No importa que la Auditoría Superior de la Federación haya encontrado montones de irregularidades en las cuentas de Chiapas el sexenio pasado; no importa que el Congreso de la Unión haya exigido que se aclare la asignación de recursos federales para obra pública en esa y otras entidades; no importa que un ciudadano chiapaneco haya interpuesto ya una denuncia ante la PGR contra Juan Sabines Guerrero. El exmandatario duerme tranquilo, pues todo parece indicar que tejió durante seis años una red que lo salvará de la caída, o por lo menos lo ha salvado hasta el momento.
TUXTLA GUTIÉRREZ, CHIS.- Aun con todas las pruebas en su contra, el exgobernador chiapaneco Juan Sabines Guerrero sigue impune. Su sucesor, Manuel Velasco Coello, se lava las manos y pasa la investigación sobre los presuntos actos de corrupción del exmandatario al ámbito federal, mientras desaparecen las auditorías “insolventables”, ya dictaminadas y que deberían ser turnadas a las instancias judiciales.
Incluso antes de que Sabines –quien ahora vive en Acapulco– dejara el cargo el pasado diciembre, comenzaron a conocerse las denuncias de corrupción en su contra y se filtraron documentos que acreditan el endeudamiento más alto en la historia de Chiapas –de unos 22 mil millones de pesos– y presuntas pruebas de desvío de recursos por obra pública pagada y no realizada.
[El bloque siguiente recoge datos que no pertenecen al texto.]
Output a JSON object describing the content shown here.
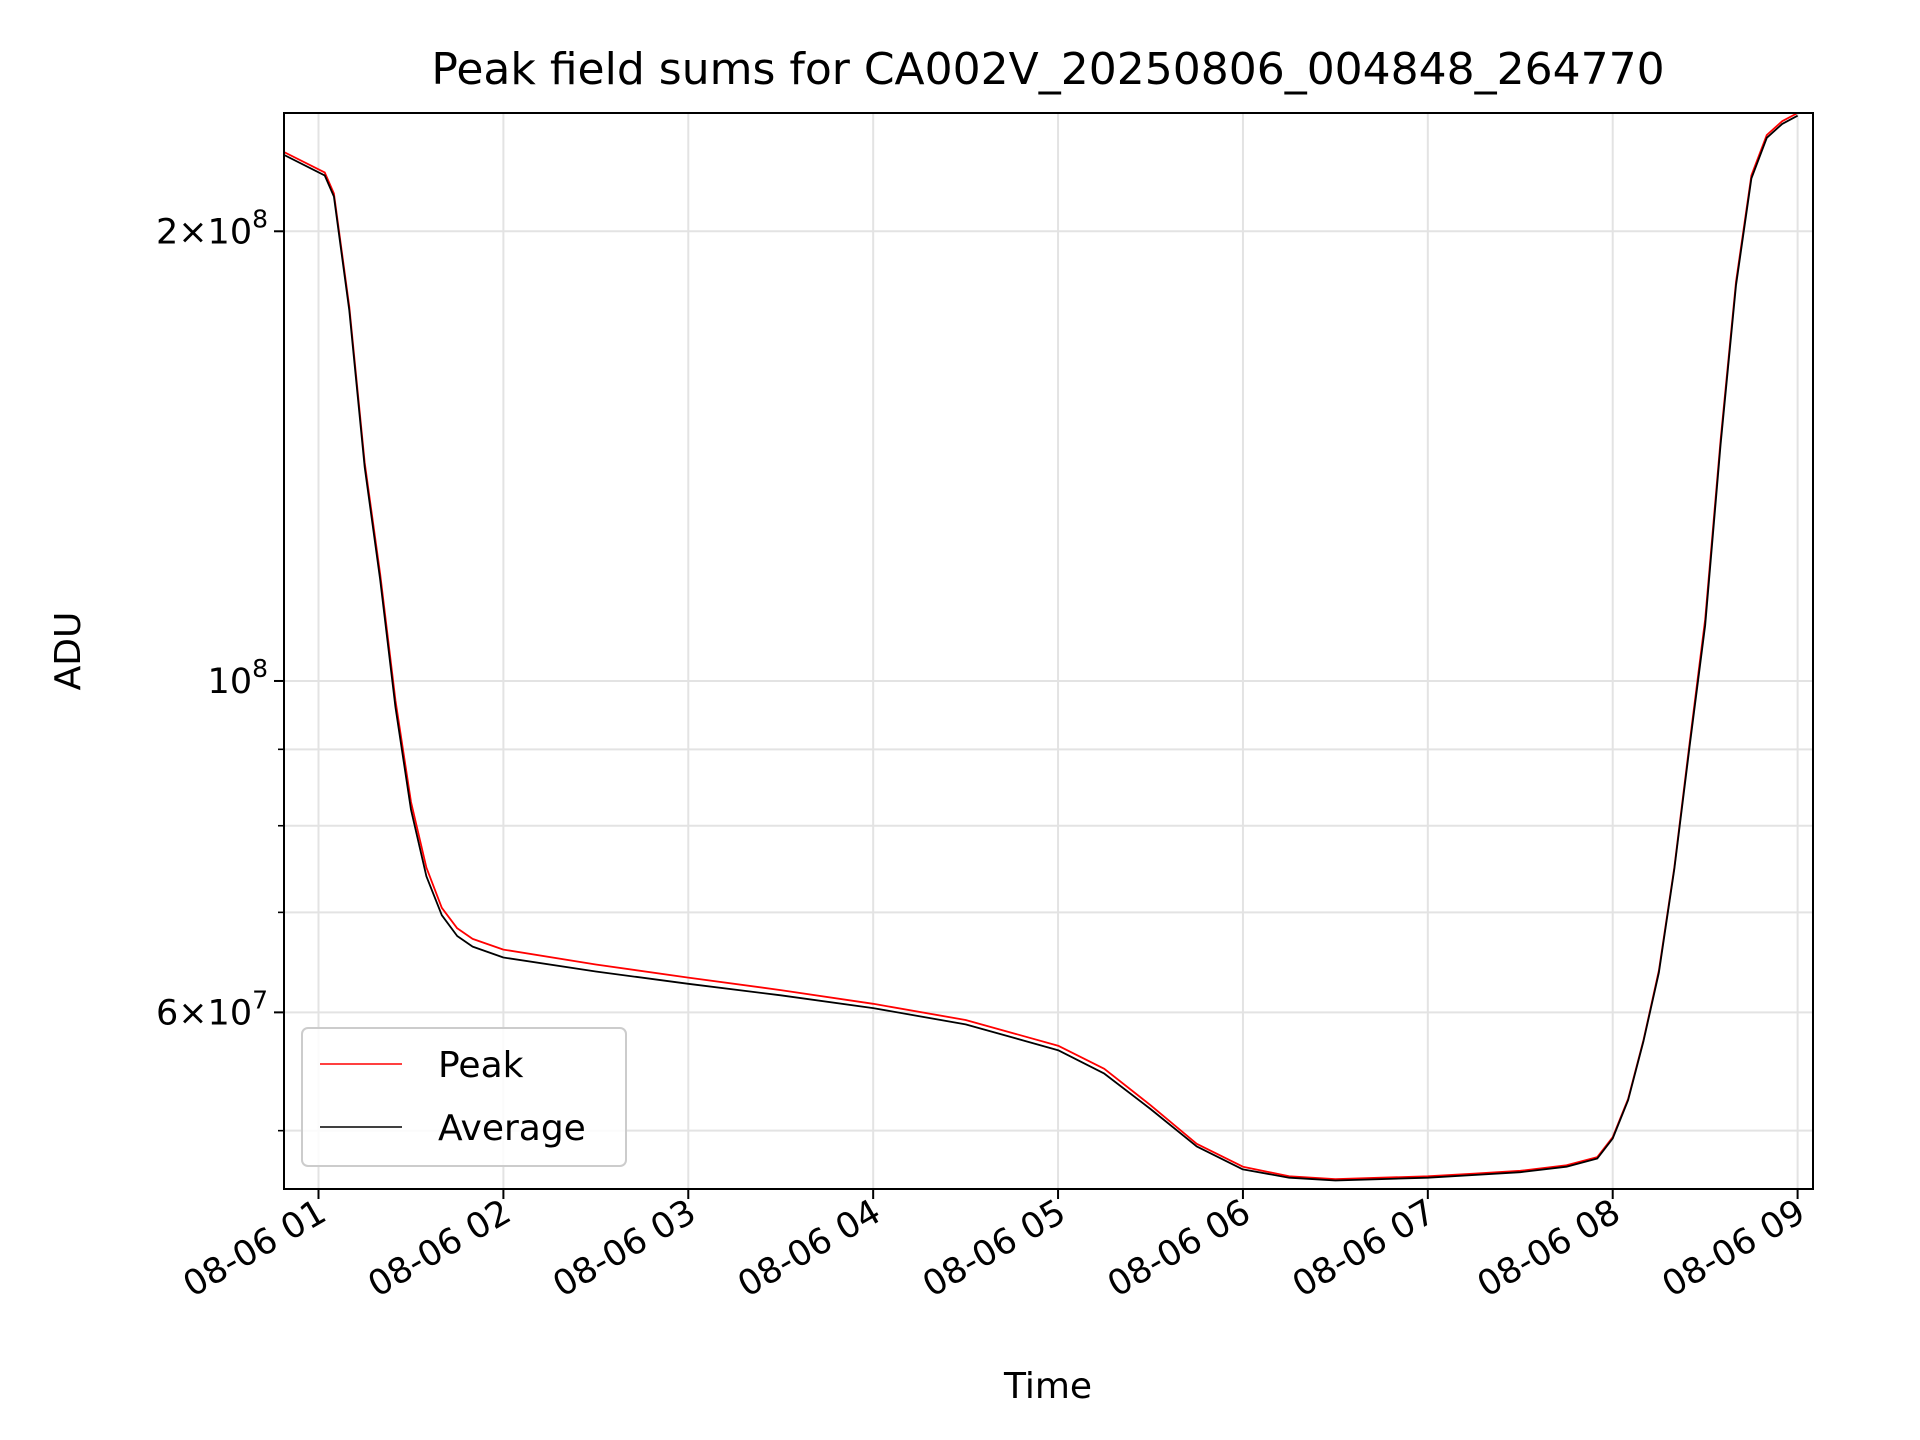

Y antes de partir Sabines Guerrero dejó incrustado en el gobierno local un equipo que aparentemente se encarga de cuidarle las espaldas en lo que toca a las investigaciones por corrupción.
El titular de la Secretaría de la Función Pública (SFP) del gobierno local, César Corzo Velasco, repite en el cargo, al cual llegó nombrado por Sabines Guerrero. De igual forma el Órgano de Fiscalización Superior del Congreso del Estado (OFSCE) sigue encabezado por Humberto Blanco Pedrero, nombrado también por el exgobernador.
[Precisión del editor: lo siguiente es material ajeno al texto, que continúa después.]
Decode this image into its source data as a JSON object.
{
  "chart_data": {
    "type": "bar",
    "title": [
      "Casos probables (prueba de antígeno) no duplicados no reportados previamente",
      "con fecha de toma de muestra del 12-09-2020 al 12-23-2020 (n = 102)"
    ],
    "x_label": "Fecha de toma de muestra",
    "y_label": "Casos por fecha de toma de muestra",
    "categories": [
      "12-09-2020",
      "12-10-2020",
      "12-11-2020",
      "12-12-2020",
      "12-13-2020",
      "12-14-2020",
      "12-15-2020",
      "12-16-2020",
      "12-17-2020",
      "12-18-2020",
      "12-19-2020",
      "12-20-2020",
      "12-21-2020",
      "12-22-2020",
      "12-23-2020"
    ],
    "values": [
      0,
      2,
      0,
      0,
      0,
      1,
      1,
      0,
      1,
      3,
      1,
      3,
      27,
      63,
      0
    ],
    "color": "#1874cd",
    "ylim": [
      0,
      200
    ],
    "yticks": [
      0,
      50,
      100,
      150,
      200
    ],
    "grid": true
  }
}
En la Comisión de Vigilancia del Congreso del Estado sigue un excolaborador y amigo del exmandatario, José Ángel Córdova Toledo. Y el procurador estatal Raciel López Salazar es otro de quienes repiten en el cargo.
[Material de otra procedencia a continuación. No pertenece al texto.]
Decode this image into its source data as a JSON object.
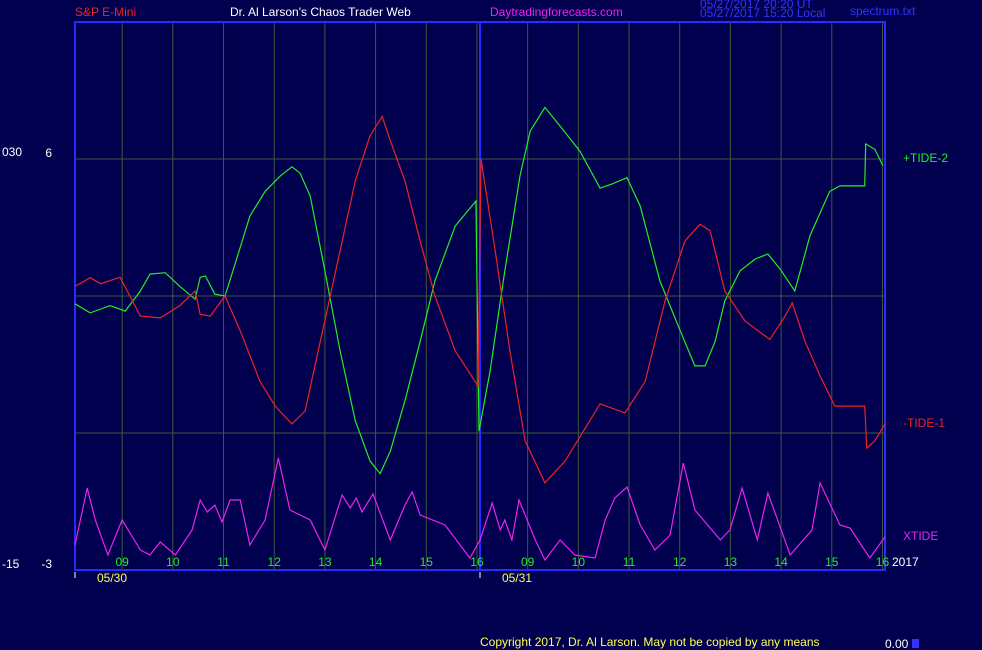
{
  "chart_data": {
    "type": "line",
    "header": {
      "instrument": "S&P E-Mini",
      "site": "Dr. Al Larson's Chaos Trader Web",
      "url": "Daytradingforecasts.com",
      "stamp_ut": "05/27/2017 20:20 UT",
      "stamp_local": "05/27/2017 15:20 Local",
      "file": "spectrum.txt"
    },
    "copyright": "Copyright 2017, Dr. Al Larson. May not be copied by any means",
    "footer_value": "0.00",
    "year": "2017",
    "xlim": [
      0.07,
      16.05
    ],
    "xticks": [
      {
        "value": 1,
        "label": "09"
      },
      {
        "value": 2,
        "label": "10"
      },
      {
        "value": 3,
        "label": "11"
      },
      {
        "value": 4,
        "label": "12"
      },
      {
        "value": 5,
        "label": "13"
      },
      {
        "value": 6,
        "label": "14"
      },
      {
        "value": 7,
        "label": "15"
      },
      {
        "value": 8,
        "label": "16"
      },
      {
        "value": 9,
        "label": "09"
      },
      {
        "value": 10,
        "label": "10"
      },
      {
        "value": 11,
        "label": "11"
      },
      {
        "value": 12,
        "label": "12"
      },
      {
        "value": 13,
        "label": "13"
      },
      {
        "value": 14,
        "label": "14"
      },
      {
        "value": 15,
        "label": "15"
      },
      {
        "value": 16,
        "label": "16"
      }
    ],
    "date_labels": [
      {
        "value": 0.07,
        "label": "05/30"
      },
      {
        "value": 8.06,
        "label": "05/31"
      }
    ],
    "day_divider": 8.06,
    "ylim": [
      -3,
      9
    ],
    "yticks": [
      6,
      -3
    ],
    "ygrid": [
      6,
      3,
      0
    ],
    "y2lim": [
      -15,
      44.85
    ],
    "y2ticks": [
      {
        "value": 30,
        "label": "030"
      },
      -15
    ],
    "grid": true,
    "series": [
      {
        "name": "+TIDE-2",
        "color": "#22ee22",
        "x": [
          0.07,
          0.37,
          0.76,
          1.06,
          1.36,
          1.55,
          1.85,
          2.14,
          2.44,
          2.54,
          2.64,
          2.83,
          3.03,
          3.23,
          3.52,
          3.82,
          4.12,
          4.35,
          4.51,
          4.71,
          5.0,
          5.3,
          5.6,
          5.89,
          6.09,
          6.29,
          6.58,
          6.88,
          7.17,
          7.57,
          7.98,
          8.04,
          8.26,
          8.55,
          8.85,
          9.05,
          9.34,
          9.64,
          10.03,
          10.43,
          10.66,
          10.96,
          11.22,
          11.61,
          12.01,
          12.3,
          12.5,
          12.7,
          12.89,
          13.19,
          13.49,
          13.74,
          13.98,
          14.27,
          14.57,
          14.96,
          15.16,
          15.65,
          15.67,
          15.85,
          16.01
        ],
        "values": [
          2.83,
          2.63,
          2.79,
          2.67,
          3.11,
          3.48,
          3.51,
          3.21,
          2.93,
          3.41,
          3.44,
          3.04,
          3.0,
          3.71,
          4.75,
          5.29,
          5.63,
          5.83,
          5.69,
          5.19,
          3.55,
          1.8,
          0.27,
          -0.61,
          -0.89,
          -0.4,
          0.71,
          2.01,
          3.33,
          4.53,
          5.08,
          0.04,
          1.36,
          3.55,
          5.63,
          6.61,
          7.13,
          6.72,
          6.17,
          5.36,
          5.45,
          5.59,
          4.97,
          3.33,
          2.24,
          1.47,
          1.47,
          2.01,
          2.89,
          3.55,
          3.81,
          3.92,
          3.59,
          3.11,
          4.32,
          5.29,
          5.41,
          5.41,
          6.33,
          6.21,
          5.85
        ]
      },
      {
        "name": "-TIDE-1",
        "color": "#ee2222",
        "x": [
          0.07,
          0.37,
          0.57,
          0.96,
          1.36,
          1.75,
          2.14,
          2.44,
          2.54,
          2.74,
          3.03,
          3.33,
          3.72,
          4.02,
          4.35,
          4.61,
          4.91,
          5.3,
          5.6,
          5.89,
          6.13,
          6.29,
          6.58,
          6.88,
          7.17,
          7.57,
          8.02,
          8.08,
          8.36,
          8.65,
          8.95,
          9.34,
          9.74,
          10.43,
          10.92,
          11.32,
          11.71,
          12.1,
          12.4,
          12.6,
          12.89,
          13.29,
          13.78,
          14.08,
          14.22,
          14.47,
          14.77,
          15.06,
          15.65,
          15.69,
          15.85,
          16.05
        ],
        "values": [
          3.21,
          3.4,
          3.27,
          3.41,
          2.56,
          2.52,
          2.79,
          3.11,
          2.6,
          2.56,
          3.0,
          2.24,
          1.13,
          0.59,
          0.2,
          0.48,
          2.01,
          3.99,
          5.52,
          6.51,
          6.93,
          6.4,
          5.52,
          4.2,
          3.0,
          1.8,
          1.03,
          6.0,
          3.99,
          1.8,
          -0.17,
          -1.09,
          -0.61,
          0.64,
          0.44,
          1.13,
          2.89,
          4.2,
          4.57,
          4.43,
          3.11,
          2.45,
          2.05,
          2.56,
          2.85,
          2.01,
          1.25,
          0.59,
          0.59,
          -0.33,
          -0.17,
          0.2
        ]
      },
      {
        "name": "XTIDE",
        "color": "#ee22ee",
        "axis": "y2",
        "x": [
          0.07,
          0.31,
          0.47,
          0.72,
          1.0,
          1.36,
          1.55,
          1.75,
          2.05,
          2.38,
          2.54,
          2.68,
          2.83,
          2.97,
          3.13,
          3.33,
          3.52,
          3.82,
          4.08,
          4.31,
          4.71,
          5.0,
          5.34,
          5.5,
          5.62,
          5.73,
          5.95,
          6.29,
          6.58,
          6.72,
          6.88,
          7.37,
          7.86,
          8.06,
          8.3,
          8.46,
          8.55,
          8.69,
          8.83,
          9.15,
          9.34,
          9.64,
          9.93,
          10.33,
          10.53,
          10.72,
          10.96,
          11.22,
          11.51,
          11.81,
          12.07,
          12.3,
          12.8,
          12.99,
          13.23,
          13.53,
          13.74,
          14.18,
          14.61,
          14.77,
          15.16,
          15.36,
          15.75,
          16.05
        ],
        "values": [
          -12.27,
          -6.05,
          -9.54,
          -13.36,
          -9.54,
          -12.82,
          -13.36,
          -11.94,
          -13.36,
          -10.63,
          -7.36,
          -8.67,
          -7.9,
          -9.76,
          -7.36,
          -7.36,
          -12.27,
          -9.54,
          -2.77,
          -8.45,
          -9.54,
          -12.82,
          -6.81,
          -8.23,
          -7.14,
          -8.67,
          -6.7,
          -11.72,
          -7.9,
          -6.48,
          -8.99,
          -10.09,
          -13.69,
          -11.72,
          -7.68,
          -10.63,
          -9.54,
          -11.72,
          -7.36,
          -11.72,
          -13.91,
          -11.72,
          -13.36,
          -13.69,
          -9.54,
          -7.14,
          -5.94,
          -10.09,
          -12.82,
          -11.18,
          -3.32,
          -8.45,
          -11.72,
          -10.63,
          -6.05,
          -11.72,
          -6.59,
          -13.36,
          -10.63,
          -5.5,
          -10.09,
          -10.41,
          -13.69,
          -11.4
        ]
      }
    ]
  }
}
Velasco Coello mantuvo en su puesto a casi la mitad del gabinete del sexenio anterior, algo que le han criticado los líderes políticos locales.
Aunado a esto, el actual mandatario se ha lavado las manos más de una vez y ha llegado a decir que no será él quien ordene a Sabines Guerrero que rinda cuentas, que eso le toca a las instancias federales.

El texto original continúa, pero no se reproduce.